Perhaps this is an understatement: it would be a gross indignity to force a woman to bring to term a fetus that resulted from rape. Each day she would be reminded of the horrendous event by which she became pregnant. She would have morning sickness ans swings of mood. There are some people—even in the 21st Century, imagine that—who view an unmarried, pregnant woman with disdain. Then there are the expenses she would have to pay, for prenatal care. There would be the really big expense of delivery of—what Rick Santorum called a gift from god, in the context of rape—the baby.
Perhaps the rapist—let’s call him "R"—gets convicted. Perhaps he gets out after five (5) years because the offense was deemed to be a Class-B felony and he received the statutory advisory sentence of ten (10) years.

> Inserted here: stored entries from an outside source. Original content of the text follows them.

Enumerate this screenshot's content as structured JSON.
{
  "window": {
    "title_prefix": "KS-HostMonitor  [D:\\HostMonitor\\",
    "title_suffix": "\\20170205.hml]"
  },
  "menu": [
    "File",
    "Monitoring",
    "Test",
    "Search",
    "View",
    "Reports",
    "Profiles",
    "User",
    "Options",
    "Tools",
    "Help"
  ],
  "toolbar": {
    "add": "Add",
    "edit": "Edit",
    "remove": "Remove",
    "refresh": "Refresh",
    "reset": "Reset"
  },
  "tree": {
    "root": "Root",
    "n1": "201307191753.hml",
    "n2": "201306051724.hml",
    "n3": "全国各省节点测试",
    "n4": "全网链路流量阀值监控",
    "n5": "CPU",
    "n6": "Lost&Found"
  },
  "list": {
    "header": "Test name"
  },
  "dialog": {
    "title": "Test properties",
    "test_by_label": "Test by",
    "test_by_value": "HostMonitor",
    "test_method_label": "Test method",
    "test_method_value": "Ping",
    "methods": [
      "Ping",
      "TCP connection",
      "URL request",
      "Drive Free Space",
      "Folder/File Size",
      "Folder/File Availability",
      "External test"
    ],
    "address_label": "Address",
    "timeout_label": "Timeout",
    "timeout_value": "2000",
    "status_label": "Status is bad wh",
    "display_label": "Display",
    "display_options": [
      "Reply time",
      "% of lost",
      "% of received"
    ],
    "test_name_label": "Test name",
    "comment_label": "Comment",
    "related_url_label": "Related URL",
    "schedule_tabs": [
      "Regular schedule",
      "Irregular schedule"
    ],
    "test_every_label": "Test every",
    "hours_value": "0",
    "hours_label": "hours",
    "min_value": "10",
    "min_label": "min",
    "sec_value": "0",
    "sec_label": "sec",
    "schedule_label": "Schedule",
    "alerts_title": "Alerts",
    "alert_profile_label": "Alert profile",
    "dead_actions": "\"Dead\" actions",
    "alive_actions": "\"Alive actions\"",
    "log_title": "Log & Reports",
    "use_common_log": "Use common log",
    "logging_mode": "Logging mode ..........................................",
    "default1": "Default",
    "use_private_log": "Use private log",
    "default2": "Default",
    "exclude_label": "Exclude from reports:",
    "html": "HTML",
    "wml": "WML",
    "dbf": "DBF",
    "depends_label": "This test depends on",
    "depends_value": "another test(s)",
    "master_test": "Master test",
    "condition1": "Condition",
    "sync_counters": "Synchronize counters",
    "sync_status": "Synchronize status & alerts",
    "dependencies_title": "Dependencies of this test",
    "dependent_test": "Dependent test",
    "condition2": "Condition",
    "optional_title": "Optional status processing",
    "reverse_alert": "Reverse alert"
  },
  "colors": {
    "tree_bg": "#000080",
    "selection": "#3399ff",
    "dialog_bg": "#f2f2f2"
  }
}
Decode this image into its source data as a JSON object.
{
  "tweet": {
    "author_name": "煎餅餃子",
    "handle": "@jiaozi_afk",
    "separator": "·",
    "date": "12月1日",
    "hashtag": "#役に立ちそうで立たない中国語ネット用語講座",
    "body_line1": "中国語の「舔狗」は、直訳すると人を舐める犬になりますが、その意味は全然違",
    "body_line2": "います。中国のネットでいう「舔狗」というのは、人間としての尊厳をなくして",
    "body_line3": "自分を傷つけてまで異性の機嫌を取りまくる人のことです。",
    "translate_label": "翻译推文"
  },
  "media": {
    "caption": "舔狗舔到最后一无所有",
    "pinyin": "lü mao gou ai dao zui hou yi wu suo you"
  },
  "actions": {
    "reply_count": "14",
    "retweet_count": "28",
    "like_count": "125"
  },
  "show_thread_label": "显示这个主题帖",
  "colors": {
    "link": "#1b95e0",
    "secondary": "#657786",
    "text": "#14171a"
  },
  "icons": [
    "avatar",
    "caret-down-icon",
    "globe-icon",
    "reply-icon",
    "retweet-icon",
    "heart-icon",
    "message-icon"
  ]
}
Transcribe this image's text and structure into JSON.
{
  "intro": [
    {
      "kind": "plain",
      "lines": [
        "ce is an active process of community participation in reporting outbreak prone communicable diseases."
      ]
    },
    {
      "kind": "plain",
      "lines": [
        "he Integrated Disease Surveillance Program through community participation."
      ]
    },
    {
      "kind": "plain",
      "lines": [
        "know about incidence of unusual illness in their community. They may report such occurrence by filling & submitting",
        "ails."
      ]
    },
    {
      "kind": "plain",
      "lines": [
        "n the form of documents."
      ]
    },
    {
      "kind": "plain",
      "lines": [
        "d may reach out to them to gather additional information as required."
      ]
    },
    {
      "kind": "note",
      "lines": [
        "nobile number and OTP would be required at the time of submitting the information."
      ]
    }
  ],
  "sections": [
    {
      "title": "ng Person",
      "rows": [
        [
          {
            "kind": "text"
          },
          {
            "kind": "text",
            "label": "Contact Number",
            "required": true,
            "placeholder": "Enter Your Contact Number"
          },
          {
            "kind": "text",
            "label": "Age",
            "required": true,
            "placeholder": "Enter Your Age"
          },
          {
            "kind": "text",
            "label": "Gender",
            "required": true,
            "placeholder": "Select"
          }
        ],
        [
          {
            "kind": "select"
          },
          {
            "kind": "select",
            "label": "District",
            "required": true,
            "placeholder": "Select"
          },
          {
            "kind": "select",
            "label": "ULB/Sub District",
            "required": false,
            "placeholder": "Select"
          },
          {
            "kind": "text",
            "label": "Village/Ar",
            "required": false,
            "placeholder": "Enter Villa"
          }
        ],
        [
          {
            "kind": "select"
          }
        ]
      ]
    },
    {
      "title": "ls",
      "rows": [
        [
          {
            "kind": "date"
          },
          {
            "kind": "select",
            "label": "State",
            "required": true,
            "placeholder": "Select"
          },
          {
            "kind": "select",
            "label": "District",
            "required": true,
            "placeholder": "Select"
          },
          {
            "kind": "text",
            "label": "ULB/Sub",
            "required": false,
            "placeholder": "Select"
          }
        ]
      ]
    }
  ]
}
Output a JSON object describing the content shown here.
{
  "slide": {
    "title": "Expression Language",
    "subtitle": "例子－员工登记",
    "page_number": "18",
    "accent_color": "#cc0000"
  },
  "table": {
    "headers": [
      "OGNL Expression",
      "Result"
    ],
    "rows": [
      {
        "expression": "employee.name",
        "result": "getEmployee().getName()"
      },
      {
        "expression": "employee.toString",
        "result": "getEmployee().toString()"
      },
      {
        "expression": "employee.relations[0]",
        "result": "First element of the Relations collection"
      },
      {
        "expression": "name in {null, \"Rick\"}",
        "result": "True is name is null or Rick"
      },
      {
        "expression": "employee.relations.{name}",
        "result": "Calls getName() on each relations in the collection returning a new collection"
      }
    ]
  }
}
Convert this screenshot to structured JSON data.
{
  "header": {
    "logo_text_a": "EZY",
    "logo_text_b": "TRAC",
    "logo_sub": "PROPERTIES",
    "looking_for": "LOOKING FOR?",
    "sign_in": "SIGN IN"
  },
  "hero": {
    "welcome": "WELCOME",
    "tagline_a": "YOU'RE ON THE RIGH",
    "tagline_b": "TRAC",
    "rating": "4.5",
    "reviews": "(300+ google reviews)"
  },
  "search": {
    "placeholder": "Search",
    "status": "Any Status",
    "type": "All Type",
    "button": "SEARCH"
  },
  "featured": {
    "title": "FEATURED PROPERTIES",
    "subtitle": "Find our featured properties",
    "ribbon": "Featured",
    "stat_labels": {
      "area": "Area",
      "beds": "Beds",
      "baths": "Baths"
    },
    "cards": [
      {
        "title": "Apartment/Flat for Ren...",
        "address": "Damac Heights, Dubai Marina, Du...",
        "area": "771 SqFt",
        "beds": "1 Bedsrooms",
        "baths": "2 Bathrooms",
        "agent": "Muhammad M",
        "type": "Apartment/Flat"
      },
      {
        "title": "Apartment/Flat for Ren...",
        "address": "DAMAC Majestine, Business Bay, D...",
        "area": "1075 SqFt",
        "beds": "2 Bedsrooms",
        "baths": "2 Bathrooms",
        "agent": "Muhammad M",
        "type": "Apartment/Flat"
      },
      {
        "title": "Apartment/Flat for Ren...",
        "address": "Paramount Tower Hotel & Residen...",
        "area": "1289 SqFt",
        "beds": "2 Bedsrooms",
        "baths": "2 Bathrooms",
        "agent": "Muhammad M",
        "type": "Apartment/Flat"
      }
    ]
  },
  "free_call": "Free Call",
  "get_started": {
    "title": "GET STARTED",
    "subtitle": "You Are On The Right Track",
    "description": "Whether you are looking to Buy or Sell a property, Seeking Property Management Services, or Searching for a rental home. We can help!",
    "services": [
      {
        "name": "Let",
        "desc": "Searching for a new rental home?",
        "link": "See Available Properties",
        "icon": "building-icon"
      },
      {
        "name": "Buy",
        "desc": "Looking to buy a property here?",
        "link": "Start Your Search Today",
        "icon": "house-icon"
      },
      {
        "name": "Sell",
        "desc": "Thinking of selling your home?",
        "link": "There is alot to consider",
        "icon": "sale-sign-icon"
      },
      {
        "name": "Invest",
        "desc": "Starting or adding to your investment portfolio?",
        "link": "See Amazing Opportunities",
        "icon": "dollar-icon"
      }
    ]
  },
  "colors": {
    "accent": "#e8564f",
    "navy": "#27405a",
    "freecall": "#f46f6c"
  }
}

R has found the Lord (maybe Voldemort) while in the DOC. He is devout in his beliefs. He files an action for visitation with his child. The fact he is a convicted felony no doubt would play a part in the court’s formulation as to whether visitation should be supervised or unsupervised. The law, however, is clear. He is entitled to visitation because he is a biological parent.
Visitations are monitored. R is reported, by the persons who monitor the visitations, as appropriate in the manner in which he interacts with the child. He petitions for unsupervised visitation. The trial court would be hard-pressed to refuse. After all, the rape had nothing to do with abuse of a child. After a few months of unsupervised visitation going well, the trial court grants R’s petition for some overnight visits. The Family Case Manager (FCM) for Department of Child Services (DCS) even has to acknowledge this is the next, natural step in the process. R also gets a split of the Thanksgiving and Christmas holidays. Father’s Day is set aside especially for him.
R and his relatives are wily. For purposes of this hypothetical, they all reside in the same area as the mother. On a couple of nights during which R has overnight visitation, the mother goes out for drinks with friends. The relatives are on it. They shoot photos of the mother as mother consumes alcoholic beverages. Next comes father’s petition for modification of custody, payment of support by mother, and imposition of restrictions on visitation by mother so that such visitation is supervised. If mother falls behind on support, she might face jail time for contempt or violation of the statute that requires support for a dependent.
And she faces all this because she was raped and could not abort the fetus.
This may sound far-fetched. If someone can cite a statute, guideline for visitation, or Indiana appellate court case that would prohibit any of this, please let me know. The case law addresses past criminal history that indicates a threat to the well-being of the child. Rape of an adult does not indicate danger to a child. R’s rights as a parent have been recognized as protected by the 14th Amendment. And all that DCS stuff happens all the time.
Election of Romney/Ryan would be worse for this country than was the election of W and Cheney.